Sidi, All analogies break down at some point. The best single Bible passage I know of which describes the intermediate state is Rev. 6:9-11. In this passage, which is really part of John’s vision, the martyrs briefly awaken and cry out. But this is not necessarily much different than Abel’s blood crying out from the ground (Gen. 4:10). The blood and the martyrs are God’s reminders that a final justice is still needed. The martyrs are told they will be rewarded and are ordered to go back to sleep. So, they are not fully and continuously conscious living entities. Obviously, the martyrs are not enjoying heaven nor the intermediate state. If the super-Christian martyrs aren’t having a great time, why should we non-martyrs expect anything better? The dead are paused, asleep, waiting for their new bodies so they can be functional again.
Agreed. Good point!
Genesis 2:7 informs us that a “living soul” requires a body and the breath of life. Ezekiel 18 informs us: Ezekiel 18:3-4 “As I live,” declares the Lord God, “you are surely not going to use this proverb in Israel anymore. 4 “Behold, all souls are Mine; the soul of the father as well as the soul of the son is Mine. The soul who sins will die. NASB
David wrote:
Psalms 146:1-4
146 Praise the Lord!
Praise the Lord, O my soul!
2 I will praise the Lord while I live;
I will sing praises to my God while I have my being.
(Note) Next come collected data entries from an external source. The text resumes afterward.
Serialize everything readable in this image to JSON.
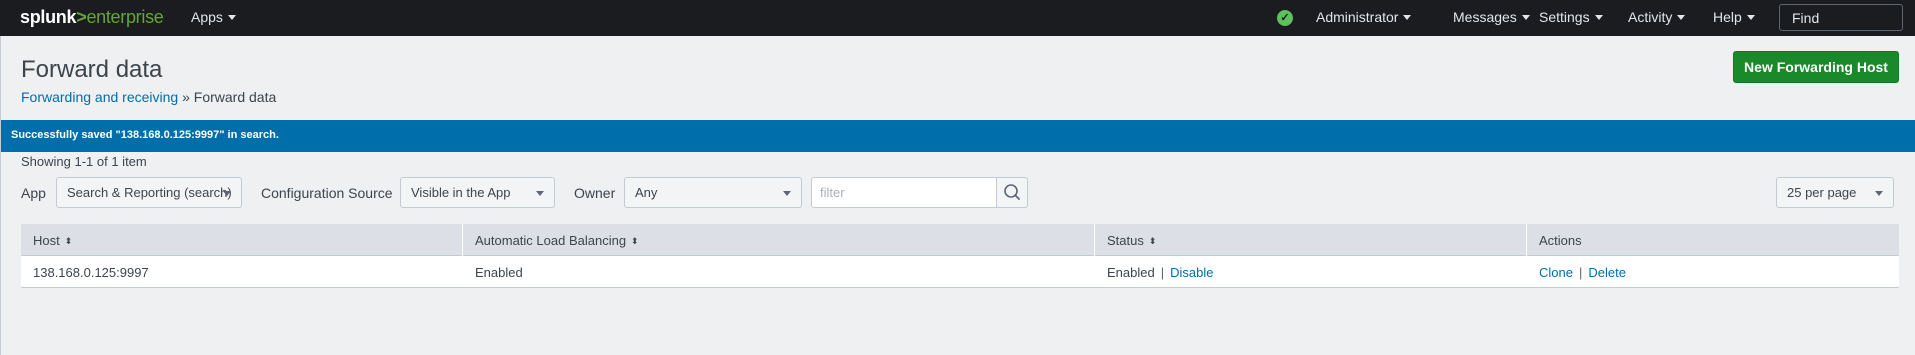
{
  "topbar": {
    "logo_splunk": "splunk",
    "logo_gt": ">",
    "logo_enterprise": "enterprise",
    "apps": "Apps",
    "administrator": "Administrator",
    "messages": "Messages",
    "settings": "Settings",
    "activity": "Activity",
    "help": "Help",
    "find": "Find",
    "status_icon": "check-circle-icon"
  },
  "page": {
    "title": "Forward data",
    "breadcrumb_link": "Forwarding and receiving",
    "breadcrumb_sep": "»",
    "breadcrumb_current": "Forward data",
    "new_button": "New Forwarding Host"
  },
  "banner": {
    "message": "Successfully saved \"138.168.0.125:9997\" in search."
  },
  "listing": {
    "showing": "Showing 1-1 of 1 item"
  },
  "filters": {
    "app_label": "App",
    "app_value": "Search & Reporting (search)",
    "config_label": "Configuration Source",
    "config_value": "Visible in the App",
    "owner_label": "Owner",
    "owner_value": "Any",
    "filter_placeholder": "filter",
    "per_page": "25 per page"
  },
  "table": {
    "headers": [
      "Host",
      "Automatic Load Balancing",
      "Status",
      "Actions"
    ],
    "rows": [
      {
        "host": "138.168.0.125:9997",
        "load_balancing": "Enabled",
        "status": "Enabled",
        "status_action": "Disable",
        "action_clone": "Clone",
        "action_delete": "Delete"
      }
    ]
  },
  "colors": {
    "topbar": "#1a1c20",
    "accent_green": "#65a637",
    "primary_button": "#1a8929",
    "banner": "#006eaa",
    "link": "#006eaa"
  }
}
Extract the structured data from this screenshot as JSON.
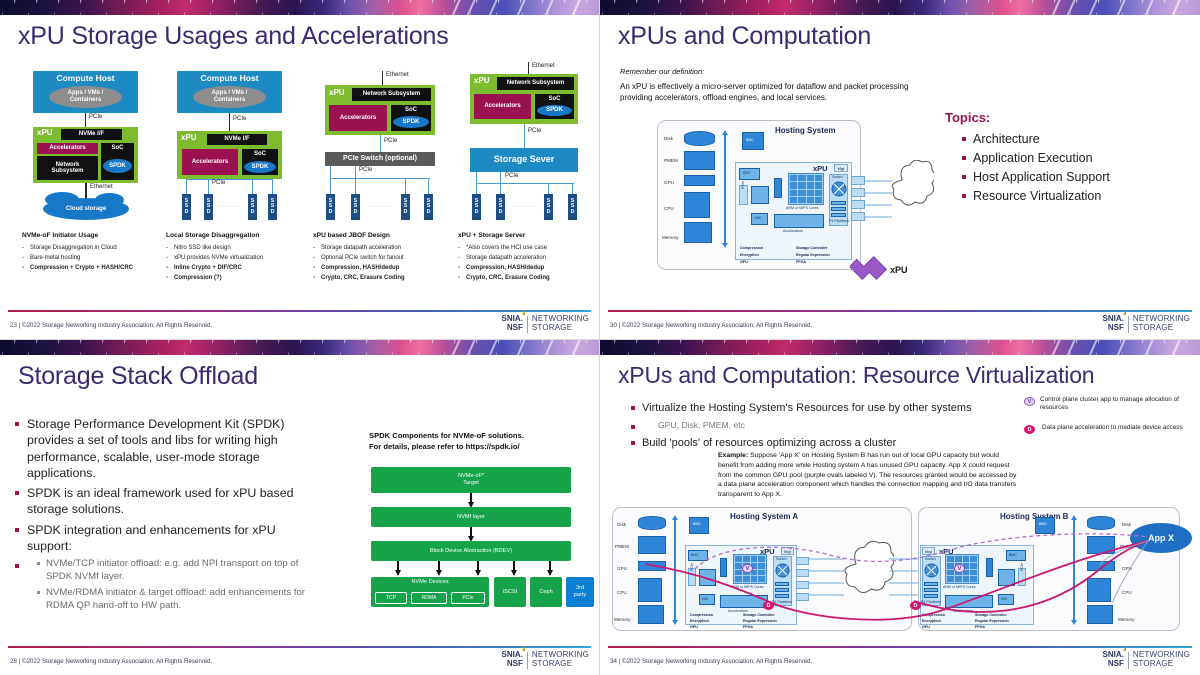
{
  "deck": {
    "footer_note_prefix": "©2022 Storage Networking Industry Association. All Rights Reserved.",
    "logo": {
      "line1": "SNIA.",
      "line2": "NSF",
      "line3": "NETWORKING",
      "line4": "STORAGE"
    },
    "accent_purple": "#3b2a6e",
    "accent_magenta": "#9b1250",
    "accent_green": "#7dbb2f",
    "accent_blue": "#1e8ac4"
  },
  "slide1": {
    "page": "23",
    "title": "xPU Storage Usages and Accelerations",
    "footer": "23 | ©2022 Storage Networking Industry Association. All Rights Reserved.",
    "labels": {
      "compute_host": "Compute Host",
      "apps_vms_containers": "Apps / VMs /\nContainers",
      "xpu": "xPU",
      "nvme_if": "NVMe I/F",
      "accelerators": "Accelerators",
      "network_subsystem": "Network\nSubsystem",
      "network_subsystem_wide": "Network Subsystem",
      "soc": "SoC",
      "spdk": "SPDK",
      "pcie": "PCIe",
      "ethernet": "Ethernet",
      "cloud_storage": "Cloud storage",
      "ssd": "SSD",
      "pcie_switch": "PCIe Switch (optional)",
      "storage_server": "Storage Sever",
      "ellipsis": "........"
    },
    "columns": [
      {
        "heading": "NVMe-oF Initiator Usage",
        "items": [
          {
            "text": "Storage Disaggregation in Cloud",
            "bold": false
          },
          {
            "text": "Bare-metal hosting",
            "bold": false
          },
          {
            "text": "Compression + Crypto + HASH/CRC",
            "bold": true
          }
        ]
      },
      {
        "heading": "Local Storage Disaggregation",
        "items": [
          {
            "text": "Nitro SSD like design",
            "bold": false
          },
          {
            "text": "xPU provides NVMe virtualization",
            "bold": false
          },
          {
            "text": "Inline Crypto + DIF/CRC",
            "bold": true
          },
          {
            "text": "Compression (?)",
            "bold": true
          }
        ]
      },
      {
        "heading": "xPU based JBOF Design",
        "items": [
          {
            "text": "Storage datapath acceleration",
            "bold": false
          },
          {
            "text": "Optional PCIe switch for fanout",
            "bold": false
          },
          {
            "text": "Compression, HASH/dedup",
            "bold": true
          },
          {
            "text": "Crypto, CRC, Erasure Coding",
            "bold": true
          }
        ]
      },
      {
        "heading": "xPU + Storage Server",
        "items": [
          {
            "text": "*Also covers the HCI use case",
            "bold": false
          },
          {
            "text": "Storage datapath acceleration",
            "bold": false
          },
          {
            "text": "Compression, HASH/dedup",
            "bold": true
          },
          {
            "text": "Crypto, CRC, Erasure Coding",
            "bold": true
          }
        ]
      }
    ]
  },
  "slide2": {
    "page": "30",
    "title": "xPUs and Computation",
    "footer": "30 | ©2022 Storage Networking Industry Association. All Rights Reserved.",
    "definition_lead": "Remember our definition:",
    "definition_body": "An xPU is effectively a micro-server optimized for dataflow and packet processing providing accelerators, offload engines, and local services.",
    "topics_heading": "Topics:",
    "topics": [
      "Architecture",
      "Application Execution",
      "Host Application Support",
      "Resource Virtualization"
    ],
    "diagram": {
      "hosting_system": "Hosting System",
      "xpu_label": "xPU",
      "xpu_callout": "xPU",
      "mgt": "Mgt",
      "rows": [
        "Disk",
        "PMEM",
        "GPU",
        "CPU",
        "Memory"
      ],
      "bmc": "BMC",
      "nic": "NIC",
      "pcie": "PCIe",
      "cores": "ARM or MIPS Cores",
      "accelerators": "Accelerators",
      "switch": "Switch",
      "p4_pipelines": "P4 Pipelines",
      "services": [
        "Compression",
        "Encryption",
        "GPU",
        "Storage Controller",
        "Regular Expression",
        "FPGA"
      ]
    }
  },
  "slide3": {
    "page": "28",
    "title": "Storage Stack Offload",
    "footer": "28 | ©2022 Storage Networking Industry Association. All Rights Reserved.",
    "bullets": [
      "Storage Performance Development Kit (SPDK) provides a set of tools and libs for writing high performance, scalable, user-mode storage applications.",
      "SPDK is an ideal framework used for xPU based storage solutions.",
      "SPDK integration and enhancements for xPU support:"
    ],
    "sub_bullets": [
      "NVMe/TCP initiator offload: e.g. add NPI transport on top of SPDK NVMf layer.",
      "NVMe/RDMA initiator & target offload: add enhancements for RDMA QP hand-off to HW path."
    ],
    "diagram": {
      "caption_line1": "SPDK Components for NVMe-oF solutions.",
      "caption_line2": "For details, please refer to https://spdk.io/",
      "layers": [
        "NVMe-oF*\nTarget",
        "NVMf layer",
        "Block Device Abstraction (BDEV)"
      ],
      "devices_group_label": "NVMe Devices",
      "devices": [
        "TCP",
        "RDMA",
        "PCIe"
      ],
      "others": [
        "iSCSI",
        "Ceph"
      ],
      "third_party": "3rd\nparty"
    }
  },
  "slide4": {
    "page": "34",
    "title": "xPUs and Computation: Resource Virtualization",
    "footer": "34 | ©2022 Storage Networking Industry Association. All Rights Reserved.",
    "bullets": [
      "Virtualize the Hosting System's Resources for use by other systems",
      "Build 'pools' of resources optimizing across a cluster"
    ],
    "sub_bullet": "GPU, Disk, PMEM, etc",
    "legend": [
      {
        "badge": "V",
        "text": "Control plane cluster app to manage allocation of resources"
      },
      {
        "badge": "D",
        "text": "Data plane acceleration to mediate device access"
      }
    ],
    "example_label": "Example:",
    "example_text": " Suppose 'App X' on Hosting System B has run out of local GPU capacity but would benefit from adding more while Hosting system A has unused GPU capacity. App X could request from the common GPU pool (purple ovals labeled V). The resources granted would be accessed by a data plane acceleration component which handles the connection mapping and I/O data transfers transparent to App X.",
    "diagram": {
      "system_a": "Hosting System A",
      "system_b": "Hosting System B",
      "app_x": "App X",
      "xpu_label": "xPU",
      "mgt": "Mgt",
      "rows": [
        "Disk",
        "PMEM",
        "GPU",
        "CPU",
        "Memory"
      ],
      "bmc": "BMC",
      "nic": "NIC",
      "pcie": "PCIe",
      "cores": "ARM or MIPS Cores",
      "accelerators": "Accelerators",
      "switch": "Switch",
      "p4_pipelines": "P4 Pipelines",
      "services": [
        "Compression",
        "Encryption",
        "GPU",
        "Storage Controller",
        "Regular Expression",
        "FPGA"
      ],
      "badge_v": "V",
      "badge_d": "D"
    }
  }
}
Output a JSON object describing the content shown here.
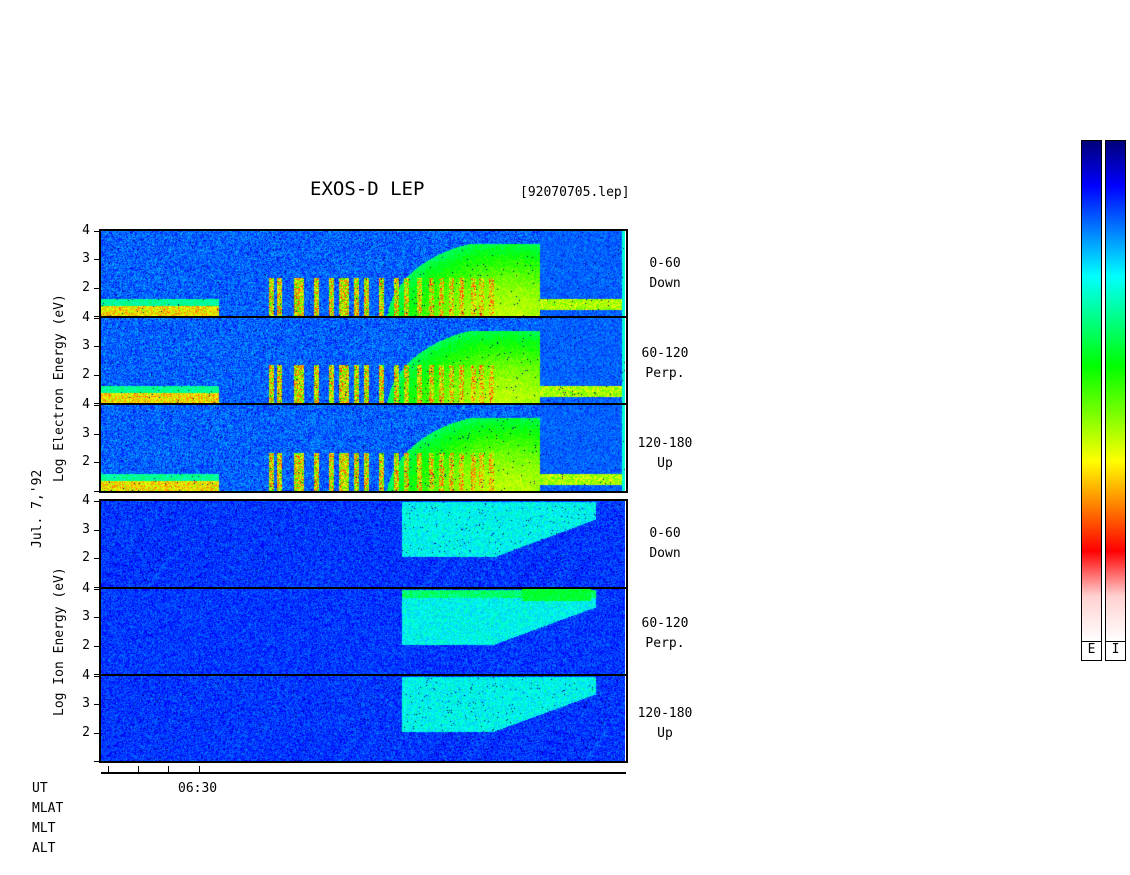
{
  "title": "EXOS-D LEP",
  "file_label": "[92070705.lep]",
  "date_label": "Jul. 7,'92",
  "electron_axis_label": "Log Electron Energy (eV)",
  "ion_axis_label": "Log Ion Energy (eV)",
  "channels": [
    {
      "range": "0-60",
      "dir": "Down"
    },
    {
      "range": "60-120",
      "dir": "Perp."
    },
    {
      "range": "120-180",
      "dir": "Up"
    },
    {
      "range": "0-60",
      "dir": "Down"
    },
    {
      "range": "60-120",
      "dir": "Perp."
    },
    {
      "range": "120-180",
      "dir": "Up"
    }
  ],
  "footer_labels": [
    "UT",
    "MLAT",
    "MLT",
    "ALT"
  ],
  "colorbar_labels": [
    "E",
    "I"
  ],
  "colors": {
    "background": "#0000a8",
    "frame": "#000000"
  },
  "chart_data": {
    "type": "heatmap",
    "title": "EXOS-D LEP",
    "y_axis": "Log Energy (eV)",
    "yticks": [
      "4",
      "3",
      "2"
    ],
    "x_tick_labels": [
      "06:30"
    ],
    "panels": [
      {
        "species": "Electron",
        "pitch_angle": "0-60",
        "direction": "Down",
        "ylim": [
          1,
          4
        ]
      },
      {
        "species": "Electron",
        "pitch_angle": "60-120",
        "direction": "Perp.",
        "ylim": [
          1,
          4
        ]
      },
      {
        "species": "Electron",
        "pitch_angle": "120-180",
        "direction": "Up",
        "ylim": [
          1,
          4
        ]
      },
      {
        "species": "Ion",
        "pitch_angle": "0-60",
        "direction": "Down",
        "ylim": [
          1,
          4
        ]
      },
      {
        "species": "Ion",
        "pitch_angle": "60-120",
        "direction": "Perp.",
        "ylim": [
          1,
          4
        ]
      },
      {
        "species": "Ion",
        "pitch_angle": "120-180",
        "direction": "Up",
        "ylim": [
          1,
          4
        ]
      }
    ],
    "colorbars": [
      "E",
      "I"
    ],
    "colorscale": [
      "#00007a",
      "#0000ff",
      "#0080ff",
      "#00ffff",
      "#00ff80",
      "#00ff00",
      "#80ff00",
      "#ffff00",
      "#ff8000",
      "#ff0000",
      "#ffd0d0",
      "#ffffff"
    ]
  }
}
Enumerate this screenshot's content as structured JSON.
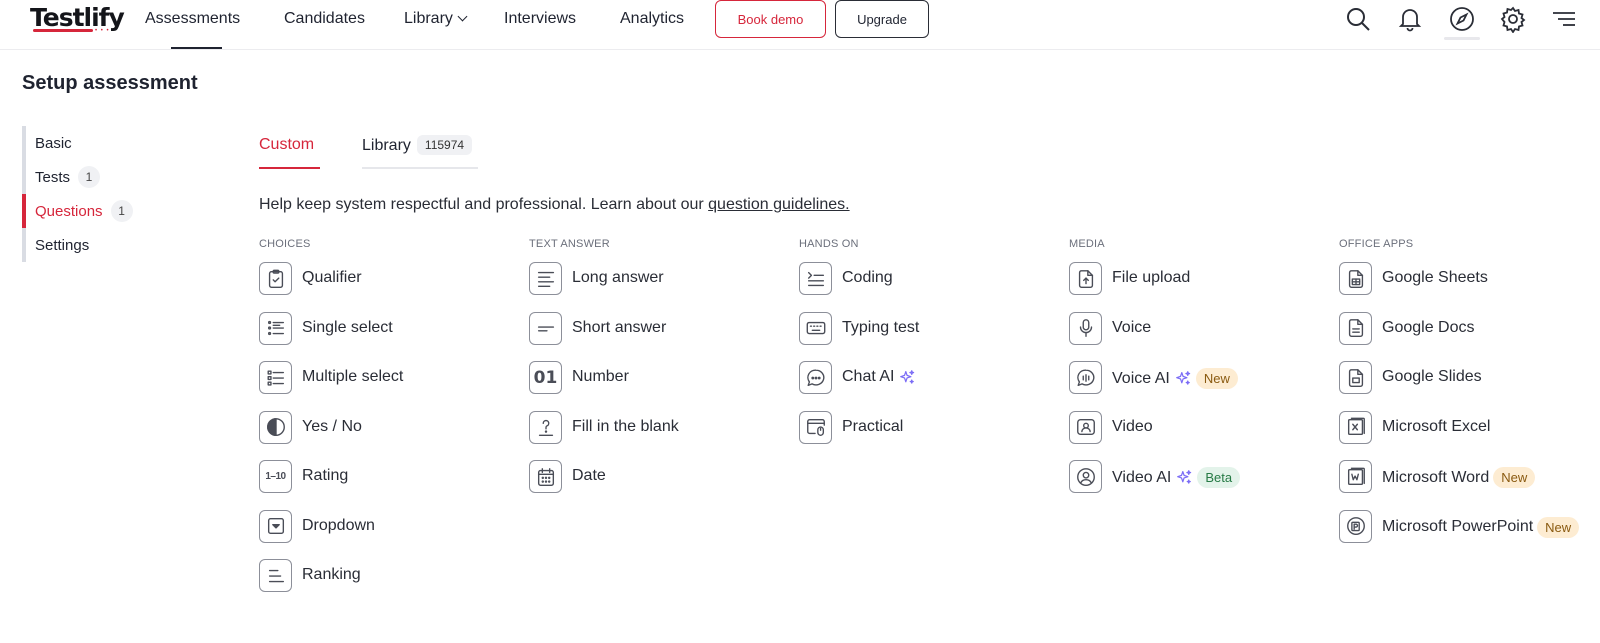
{
  "brand": {
    "name": "Testlify",
    "dots": "• • •"
  },
  "nav": {
    "assessments": "Assessments",
    "candidates": "Candidates",
    "library": "Library",
    "interviews": "Interviews",
    "analytics": "Analytics",
    "book_demo": "Book demo",
    "upgrade": "Upgrade"
  },
  "page": {
    "title": "Setup assessment"
  },
  "steps": [
    {
      "label": "Basic",
      "count": ""
    },
    {
      "label": "Tests",
      "count": "1"
    },
    {
      "label": "Questions",
      "count": "1"
    },
    {
      "label": "Settings",
      "count": ""
    }
  ],
  "tabs": {
    "custom": "Custom",
    "library": "Library",
    "library_count": "115974"
  },
  "help": {
    "text": "Help keep system respectful and professional. Learn about our ",
    "link": "question guidelines."
  },
  "columns": [
    {
      "heading": "CHOICES",
      "items": [
        {
          "label": "Qualifier",
          "icon": "clipboard-check-icon"
        },
        {
          "label": "Single select",
          "icon": "list-icon"
        },
        {
          "label": "Multiple select",
          "icon": "list-checks-icon"
        },
        {
          "label": "Yes / No",
          "icon": "half-circle-icon"
        },
        {
          "label": "Rating",
          "icon": "rating-scale-icon",
          "icon_text": "1–10"
        },
        {
          "label": "Dropdown",
          "icon": "dropdown-icon"
        },
        {
          "label": "Ranking",
          "icon": "ranking-icon"
        }
      ]
    },
    {
      "heading": "TEXT ANSWER",
      "items": [
        {
          "label": "Long answer",
          "icon": "paragraph-icon"
        },
        {
          "label": "Short answer",
          "icon": "short-line-icon"
        },
        {
          "label": "Number",
          "icon": "number-icon",
          "icon_text": "01"
        },
        {
          "label": "Fill in the blank",
          "icon": "question-mark-icon"
        },
        {
          "label": "Date",
          "icon": "calendar-icon"
        }
      ]
    },
    {
      "heading": "HANDS ON",
      "items": [
        {
          "label": "Coding",
          "icon": "code-lines-icon"
        },
        {
          "label": "Typing test",
          "icon": "keyboard-icon"
        },
        {
          "label": "Chat AI",
          "icon": "chat-icon",
          "ai": true
        },
        {
          "label": "Practical",
          "icon": "window-mouse-icon"
        }
      ]
    },
    {
      "heading": "MEDIA",
      "items": [
        {
          "label": "File upload",
          "icon": "file-upload-icon"
        },
        {
          "label": "Voice",
          "icon": "microphone-icon"
        },
        {
          "label": "Voice AI",
          "icon": "voice-bubble-icon",
          "ai": true,
          "badge": "New",
          "badge_type": "new"
        },
        {
          "label": "Video",
          "icon": "video-user-icon"
        },
        {
          "label": "Video AI",
          "icon": "user-circle-icon",
          "ai": true,
          "badge": "Beta",
          "badge_type": "beta"
        }
      ]
    },
    {
      "heading": "OFFICE APPS",
      "items": [
        {
          "label": "Google Sheets",
          "icon": "sheet-file-icon"
        },
        {
          "label": "Google Docs",
          "icon": "doc-file-icon"
        },
        {
          "label": "Google Slides",
          "icon": "slides-file-icon"
        },
        {
          "label": "Microsoft Excel",
          "icon": "excel-file-icon"
        },
        {
          "label": "Microsoft Word",
          "icon": "word-file-icon",
          "badge": "New",
          "badge_type": "new"
        },
        {
          "label": "Microsoft PowerPoint",
          "icon": "powerpoint-file-icon",
          "badge": "New",
          "badge_type": "new"
        }
      ]
    }
  ],
  "colors": {
    "accent": "#d6263b",
    "text": "#1f2330",
    "ai_sparkle": "#7b6cf6"
  }
}
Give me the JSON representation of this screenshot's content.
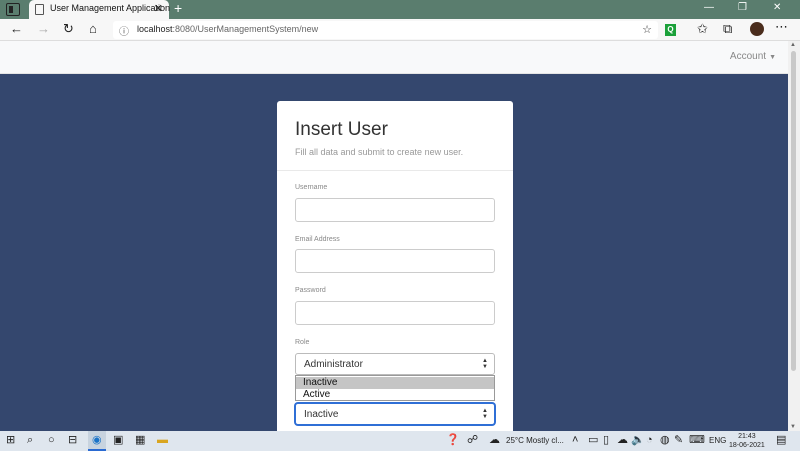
{
  "browser": {
    "tab_title": "User Management Application",
    "tab_close": "✕",
    "new_tab": "+",
    "url_host": "localhost",
    "url_rest": ":8080/UserManagementSystem/new",
    "window": {
      "minimize": "—",
      "restore": "❐",
      "close": "✕"
    },
    "extension_label": "Q"
  },
  "navbar": {
    "account_label": "Account"
  },
  "form": {
    "title": "Insert User",
    "subtitle": "Fill all data and submit to create new user.",
    "fields": [
      {
        "label": "Username",
        "value": ""
      },
      {
        "label": "Email Address",
        "value": ""
      },
      {
        "label": "Password",
        "value": ""
      }
    ],
    "role": {
      "label": "Role",
      "selected": "Administrator"
    },
    "status": {
      "selected": "Inactive",
      "options": [
        "Inactive",
        "Active"
      ],
      "highlighted": "Inactive"
    }
  },
  "taskbar": {
    "weather": "25°C  Mostly cl...",
    "language": "ENG",
    "time": "21:43",
    "date": "18-06-2021"
  },
  "icons": {
    "window_menu": "tab-actions-icon",
    "back": "back-arrow-icon",
    "forward": "forward-arrow-icon",
    "refresh": "refresh-icon",
    "home": "home-icon",
    "info": "info-icon",
    "favorite": "favorite-star-icon",
    "collections": "collections-icon",
    "more": "more-icon",
    "start": "windows-start-icon",
    "search": "search-icon"
  },
  "colors": {
    "page_background": "#34476e",
    "tab_bar": "#5a7d6e",
    "focus_border": "#2f6fd6"
  }
}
3 Do not trust in princes,
In mortal man, in whom there is no salvation.
4 His spirit departs, he returns to the earth;
In that very day his thoughts perish.
NASB
The soul is not immortal and since God will resurrect the righteous and the unrighteous for judgement why is it inconceivable He is incapable of resurrecting the whole person?
I like the software analogy. I think it will really help explain things…people really want to know where someone has ‘gone’ when they die even if they are not believers.
They naturally feel it is incredible that the person they knew doesn’t exist anymore.
Is more useful than ‘sleep’ because you tend to think of real sleep and nobody likes the idea of someone sleeping for thousands of years!
I like the analogy, but thint that Wright just invites to enter by the backdoor what he has just thrown away trough the front door, that is the idea of the soul. The reason for he disliking the word “soul” is given by him. But talking about the “software” or the “self” (as he does in another place) seems like giving a new name to and old horse.